Thursday, March 29, 2007

THE END OF THE ALPHABET by C.S. Richardson (2007)


My friend Pat loaned me her copy of this delectable first novel last night and I read it from cover to cover in one gulp, in spite of the fact that I picked it up at 10:45 at night and had to be at work by 7:30 this morning.

On or about his 50th birthday, Ambrose Zephyr is told by his matter-of-fact MD that he has an incurable disease which "would kill him within the month. Give or take a day." He and his wife Zappora embark on a tour of the alphabet in his remaining days. Some of their choices are nostalgic and others adventuresome: Amsterdam, Berlin, Chartres...Elba (then amended to Eiffel Tower in Paris), Florence, Giza...Istanbul...truncated MNOPQRSTU...Venice....originally Zanzibar and finally home with Zipper.

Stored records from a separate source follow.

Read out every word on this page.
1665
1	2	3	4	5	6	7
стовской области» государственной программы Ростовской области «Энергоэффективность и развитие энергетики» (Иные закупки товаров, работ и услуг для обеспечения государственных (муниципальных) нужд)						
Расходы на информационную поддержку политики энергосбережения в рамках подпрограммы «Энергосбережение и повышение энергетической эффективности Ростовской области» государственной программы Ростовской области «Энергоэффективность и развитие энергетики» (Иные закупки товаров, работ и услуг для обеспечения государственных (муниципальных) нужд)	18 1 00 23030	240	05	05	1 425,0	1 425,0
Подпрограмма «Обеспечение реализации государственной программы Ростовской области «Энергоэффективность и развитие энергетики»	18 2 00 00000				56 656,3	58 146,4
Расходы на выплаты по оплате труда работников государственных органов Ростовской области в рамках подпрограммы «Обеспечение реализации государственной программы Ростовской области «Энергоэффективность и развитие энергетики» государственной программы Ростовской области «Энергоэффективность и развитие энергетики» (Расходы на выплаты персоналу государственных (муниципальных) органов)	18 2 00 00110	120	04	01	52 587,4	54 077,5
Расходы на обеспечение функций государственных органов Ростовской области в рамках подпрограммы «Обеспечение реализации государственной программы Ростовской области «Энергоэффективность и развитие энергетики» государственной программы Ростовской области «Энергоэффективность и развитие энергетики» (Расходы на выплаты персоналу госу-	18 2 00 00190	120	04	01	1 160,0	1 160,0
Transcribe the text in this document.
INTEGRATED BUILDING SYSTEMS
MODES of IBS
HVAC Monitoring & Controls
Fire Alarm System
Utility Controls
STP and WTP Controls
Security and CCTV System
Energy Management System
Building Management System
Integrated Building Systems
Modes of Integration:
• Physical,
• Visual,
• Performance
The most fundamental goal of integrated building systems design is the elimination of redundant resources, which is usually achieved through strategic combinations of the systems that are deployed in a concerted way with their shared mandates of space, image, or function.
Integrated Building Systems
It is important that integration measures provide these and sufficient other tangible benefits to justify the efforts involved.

Richardson's writing is clean and his affinity for storytelling prescient. And, the cover design of an imitation Moleskin journal makes you feel like you're prying into someone's life--the true true thing. Where fiction transcends non-fiction in its ability to reveal emotional truth.

Read this beautiful billet-doux of a book.

C.S. Richardson is appearing with Ian McEwen in Toronto at the EnWave Theatre on Monday April 30th 2007.